J’ai été diagnostiquée en 2020 du trouble borderline. J’en souffrais déjà avant, même si personne n’avait posé les mots sur ce que je vivais, sur ce que je ressentais et ce, dès l’enfance. À l’époque, je ne le conscientisais pas vraiment. Pourtant, je vivais déjà des tempêtes émotionnelles, j’avais par exemple des pics de colère très importants. Ce n’était pas juste de la contrariété comme en ressentent tous les enfants. Chez moi, cela pouvait aller jusqu’à la violence, envers les objets, mais aussi envers les autres et moi-même. Par exemple, si j’avais une amie qui n’était pas d’accord avec moi, je pouvais la plaquer contre le mur. Mais mes parents n’étaient pas affolés plus que ça, ils se disaient que c’était des colères d’enfant, que ça finirait par me passer.
J’ai eu de la chance de grandir dans une famille très aimante, je n’ai jamais manqué d’amour. Le mal-être que je pouvais ressentir était comblé par l’amour de mes proches.

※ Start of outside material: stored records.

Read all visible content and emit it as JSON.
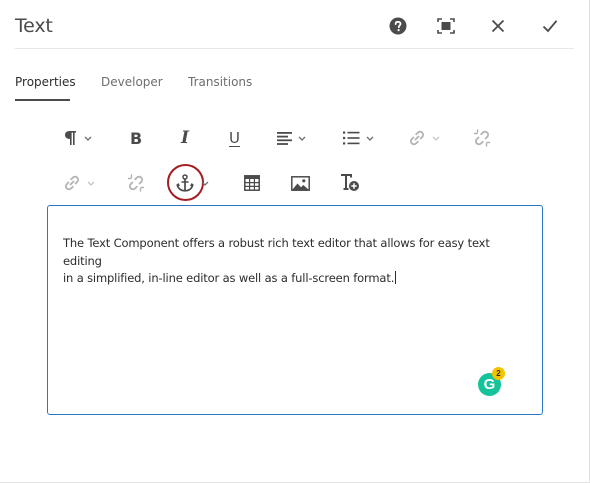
{
  "dialog": {
    "title": "Text",
    "header_actions": [
      {
        "name": "help",
        "icon": "help-icon"
      },
      {
        "name": "fullscreen",
        "icon": "fullscreen-icon"
      },
      {
        "name": "close",
        "icon": "close-icon"
      },
      {
        "name": "done",
        "icon": "checkmark-icon"
      }
    ]
  },
  "tabs": [
    {
      "label": "Properties",
      "active": true
    },
    {
      "label": "Developer",
      "active": false
    },
    {
      "label": "Transitions",
      "active": false
    }
  ],
  "toolbar": {
    "row1": [
      "paragraph-format-icon",
      "bold-icon",
      "italic-icon",
      "underline-icon",
      "justify-icon",
      "list-icon",
      "link-icon",
      "unlink-icon"
    ],
    "row2": [
      "link-icon",
      "unlink-icon",
      "anchor-icon",
      "table-icon",
      "image-icon",
      "special-characters-icon"
    ],
    "highlighted": "anchor-icon",
    "highlight_color": "#a41d21",
    "bold_label": "B",
    "italic_label": "I",
    "underline_label": "U"
  },
  "editor": {
    "line1": "The Text Component offers a robust rich text editor that allows for easy text editing",
    "line2": "in a simplified, in-line editor as well as a full-screen format.",
    "border_color": "#2c76c9"
  },
  "grammarly": {
    "letter": "G",
    "count": "2",
    "color": "#15c39a",
    "badge_color": "#f5c400"
  }
}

C’est surtout à partir de l’adolescence, marquée par la séparation de mes parents, que j’ai commencé à vivre des épisodes dépressifs, à vivre des changements d’humeur très marqués, des changements de projet aussi… Par exemple, j’étais au lycée, je voulais faire une filière scientifique, et le lendemain, je souhaitais à tout prix faire de la littérature… Je pouvais éprouver un enthousiasme hyper fort pour quelque chose, que je délaissais complètement le lendemain.

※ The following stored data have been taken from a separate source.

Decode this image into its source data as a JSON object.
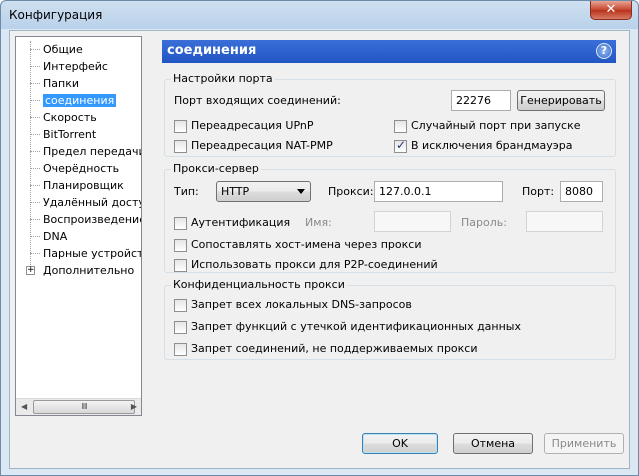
{
  "window": {
    "title": "Конфигурация",
    "close_glyph": "✕"
  },
  "tree": {
    "items": [
      {
        "label": "Общие"
      },
      {
        "label": "Интерфейс"
      },
      {
        "label": "Папки"
      },
      {
        "label": "соединения",
        "selected": true
      },
      {
        "label": "Скорость"
      },
      {
        "label": "BitTorrent"
      },
      {
        "label": "Предел передачи"
      },
      {
        "label": "Очерёдность"
      },
      {
        "label": "Планировщик"
      },
      {
        "label": "Удалённый доступ"
      },
      {
        "label": "Воспроизведение"
      },
      {
        "label": "DNA"
      },
      {
        "label": "Парные устройства"
      },
      {
        "label": "Дополнительно",
        "expander": "+"
      }
    ],
    "scroll_grip": "IIII"
  },
  "panel": {
    "title": "соединения",
    "help": "?"
  },
  "port_settings": {
    "legend": "Настройки порта",
    "incoming_port_label": "Порт входящих соединений:",
    "incoming_port_value": "22276",
    "generate_label": "Генерировать",
    "upnp_label": "Переадресация UPnP",
    "upnp_checked": false,
    "natpmp_label": "Переадресация NAT-PMP",
    "natpmp_checked": false,
    "random_port_label": "Случайный порт при запуске",
    "random_port_checked": false,
    "firewall_label": "В исключения брандмауэра",
    "firewall_checked": true
  },
  "proxy": {
    "legend": "Прокси-сервер",
    "type_label": "Тип:",
    "type_value": "HTTP",
    "proxy_label": "Прокси:",
    "proxy_value": "127.0.0.1",
    "port_label": "Порт:",
    "port_value": "8080",
    "auth_label": "Аутентификация",
    "auth_checked": false,
    "name_label": "Имя:",
    "password_label": "Пароль:",
    "resolve_label": "Сопоставлять хост-имена через прокси",
    "resolve_checked": false,
    "p2p_label": "Использовать прокси для P2P-соединений",
    "p2p_checked": false
  },
  "privacy": {
    "legend": "Конфиденциальность прокси",
    "dns_label": "Запрет всех локальных DNS-запросов",
    "dns_checked": false,
    "leak_label": "Запрет функций с утечкой идентификационных данных",
    "leak_checked": false,
    "unsupported_label": "Запрет соединений, не поддерживаемых прокси",
    "unsupported_checked": false
  },
  "buttons": {
    "ok": "OK",
    "cancel": "Отмена",
    "apply": "Применить"
  }
}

Outre cette colère, les épisodes dépressifs, les changements d’humeur, j’avais aussi régulièrement des phobies d’impulsion. Il m’arrivait de marcher dans la rue, et une pensée s’imposait à moi pour me dire de voler le sac-à-main de la dame devant moi, alors que je n’en avais aucune envie. Je devais lutter contre cette voix intérieure qui me dictait toutes ces choses horribles…

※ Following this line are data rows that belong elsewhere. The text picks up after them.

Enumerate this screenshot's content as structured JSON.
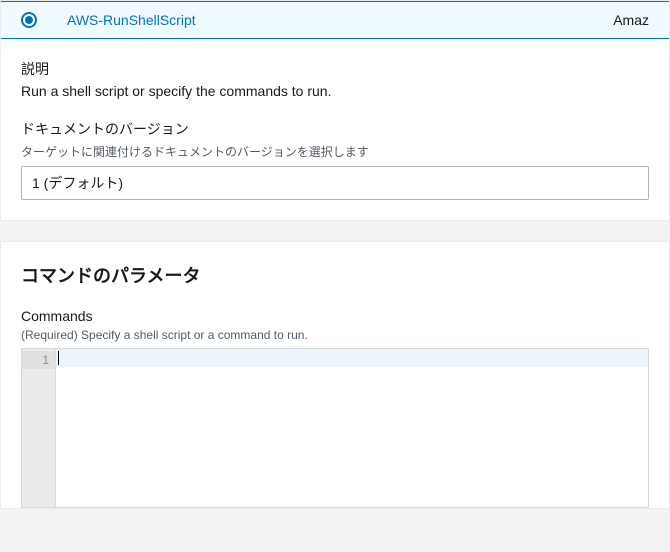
{
  "document": {
    "selected_name": "AWS-RunShellScript",
    "owner_partial": "Amaz"
  },
  "description": {
    "label": "説明",
    "text": "Run a shell script or specify the commands to run."
  },
  "doc_version": {
    "label": "ドキュメントのバージョン",
    "helper": "ターゲットに関連付けるドキュメントのバージョンを選択します",
    "selected": "1 (デフォルト)"
  },
  "parameters": {
    "heading": "コマンドのパラメータ",
    "commands": {
      "label": "Commands",
      "helper": "(Required) Specify a shell script or a command to run.",
      "line_number": "1",
      "value": ""
    }
  }
}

J’ai aussi souffert de troubles du comportement alimentaire (TCA), qui sont clairement liés à mon trouble borderline. Ces TCA ne sont pas apparus à l’adolescence, comme c’est souvent le cas, mais à partir de 2019-2020, postérieurement à un viol que j’ai subi. J’étais dans le contrôle total de ce que je mangeais, je calculais la moindre calorie. Ça a duré presque deux ans. J’ai fini par tomber à 39 kg pour 1,63 mètre. À un moment donné, on ne m’a plus laissé le choix : soit je remangeais, soit on me posait une sonde. Chose que je ne souhaitais absolument pas, donc mes TCA se sont un peu apaisées. Mais c’est quelque chose qui revient toujours par intermittence.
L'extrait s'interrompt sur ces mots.